Women, either persuaded by feminist scenarios of authority within institutions (breaking the glass ceiling, dominating men a la Hedda Gabler and Shakespearean heroines), or because of genetically programmed commitments to motherhood and a protective, intact family, have been reluctant to ‘love the one you’re with’ as much as men. Women have always been defenders of hearth and home.
Incidents of infidelity among wives has increased significantly, although rates have never even approximated those of men; and men’s rates cheating has remained the same. Men have always been unfaithful; and if there was ever a case of nature besting nurture, men’s perennial sexual waywardness proves it. Yet at the same time there is a persistent Puritanical guilt.
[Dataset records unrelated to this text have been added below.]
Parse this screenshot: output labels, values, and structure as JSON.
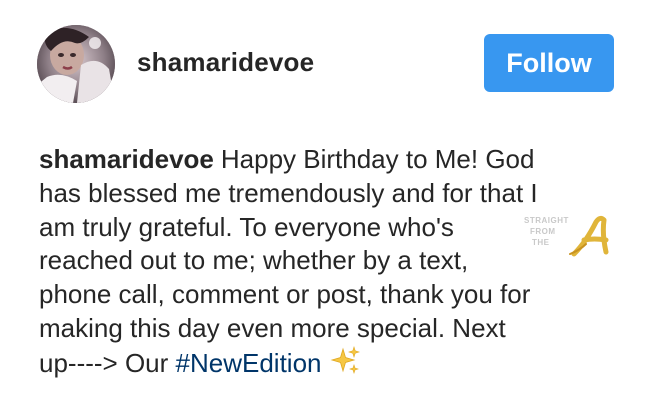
{
  "header": {
    "username": "shamaridevoe",
    "follow_label": "Follow"
  },
  "caption": {
    "author": "shamaridevoe",
    "lines": [
      "Happy Birthday to Me! God",
      "has blessed me tremendously and for that I",
      "am truly grateful. To everyone who's",
      "reached out to me; whether by a text,",
      "phone call, comment or post, thank you for",
      "making this day even more special. Next",
      "up----> Our "
    ],
    "hashtag": "#NewEdition",
    "emoji": "sparkles-icon"
  },
  "watermark": {
    "line1": "STRAIGHT",
    "line2": "FROM",
    "line3": "THE",
    "logo_letter": "A"
  },
  "colors": {
    "follow_button_bg": "#3897f0",
    "hashtag": "#003569",
    "text": "#262626",
    "watermark_gold": "#e0b53a"
  }
}
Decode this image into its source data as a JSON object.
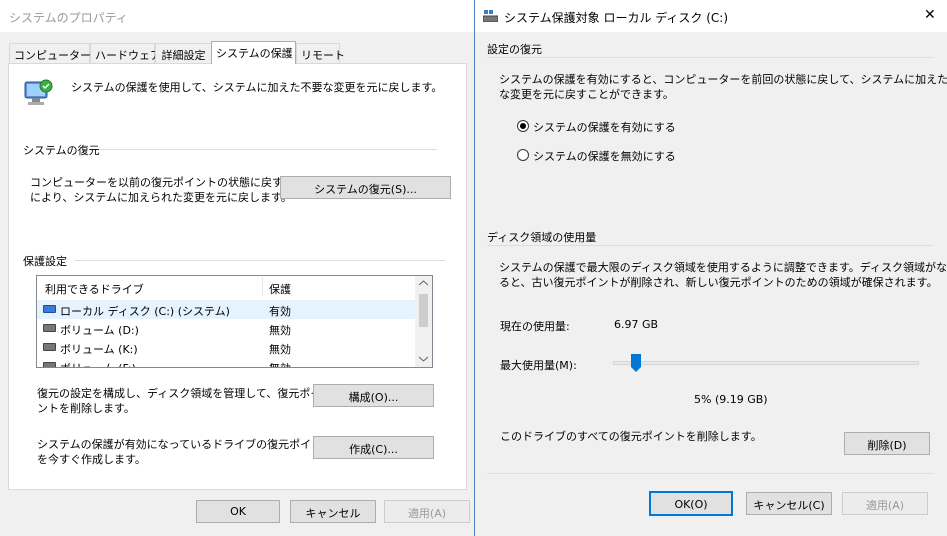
{
  "left_window": {
    "title": "システムのプロパティ",
    "tabs": [
      "コンピューター名",
      "ハードウェア",
      "詳細設定",
      "システムの保護",
      "リモート"
    ],
    "intro_text": "システムの保護を使用して、システムに加えた不要な変更を元に戻します。",
    "restore_group": {
      "title": "システムの復元",
      "desc_line1": "コンピューターを以前の復元ポイントの状態に戻すこと",
      "desc_line2": "により、システムに加えられた変更を元に戻します。",
      "button": "システムの復元(S)..."
    },
    "protection_group": {
      "title": "保護設定",
      "columns": [
        "利用できるドライブ",
        "保護"
      ],
      "rows": [
        {
          "drive": "ローカル ディスク (C:) (システム)",
          "status": "有効"
        },
        {
          "drive": "ボリューム (D:)",
          "status": "無効"
        },
        {
          "drive": "ボリューム (K:)",
          "status": "無効"
        },
        {
          "drive": "ボリューム (F:)",
          "status": "無効"
        }
      ],
      "config_line1": "復元の設定を構成し、ディスク領域を管理して、復元ポイ",
      "config_line2": "ントを削除します。",
      "config_button": "構成(O)...",
      "create_line1": "システムの保護が有効になっているドライブの復元ポイント",
      "create_line2": "を今すぐ作成します。",
      "create_button": "作成(C)..."
    },
    "footer": {
      "ok": "OK",
      "cancel": "キャンセル",
      "apply": "適用(A)"
    }
  },
  "right_window": {
    "title": "システム保護対象 ローカル ディスク (C:)",
    "close": "✕",
    "restore_settings": {
      "title": "設定の復元",
      "desc_line1": "システムの保護を有効にすると、コンピューターを前回の状態に戻して、システムに加えた不要",
      "desc_line2": "な変更を元に戻すことができます。",
      "option_on": "システムの保護を有効にする",
      "option_off": "システムの保護を無効にする",
      "selected": "on"
    },
    "disk_usage": {
      "title": "ディスク領域の使用量",
      "desc_line1": "システムの保護で最大限のディスク領域を使用するように調整できます。ディスク領域がなくな",
      "desc_line2": "ると、古い復元ポイントが削除され、新しい復元ポイントのための領域が確保されます。",
      "current_label": "現在の使用量:",
      "current_value": "6.97 GB",
      "max_label": "最大使用量(M):",
      "slider_percent": 5,
      "slider_readout": "5% (9.19 GB)",
      "delete_text": "このドライブのすべての復元ポイントを削除します。",
      "delete_button": "削除(D)"
    },
    "footer": {
      "ok": "OK(O)",
      "cancel": "キャンセル(C)",
      "apply": "適用(A)"
    }
  },
  "colors": {
    "accent": "#0078d7",
    "selected_row": "#e5f3ff",
    "group_line": "#d5dfe5"
  }
}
Excuses must be made. Where did the Sixties go?
There seems to be an irreversible urge to be married. With the legalization of gay marriage, a surprising number of gay men have shown up at the altar despite decades of exaggeratedly promiscuous sex. They have wanted to join the marital club, leave their lives of happy libertinage, and enter in to pre-nups, legalize marital contracts and, one supposes, empty the trash and clean the bathrooms. Love? Doubtful as a reason for marital union.
There are a few unreconstructed, unapologetic members of the Sixties generation who still love women as women, who have no desire to conclude more permanent relationships; and who, if in a marriage, refuse to accept monogamy. They are either outliers or revolutionaries. Hard to tell; but it is a delight to see men who make no bones about their male sexuality, the fundamental differences between men and women, and the absolute pleasure of sexual adventure.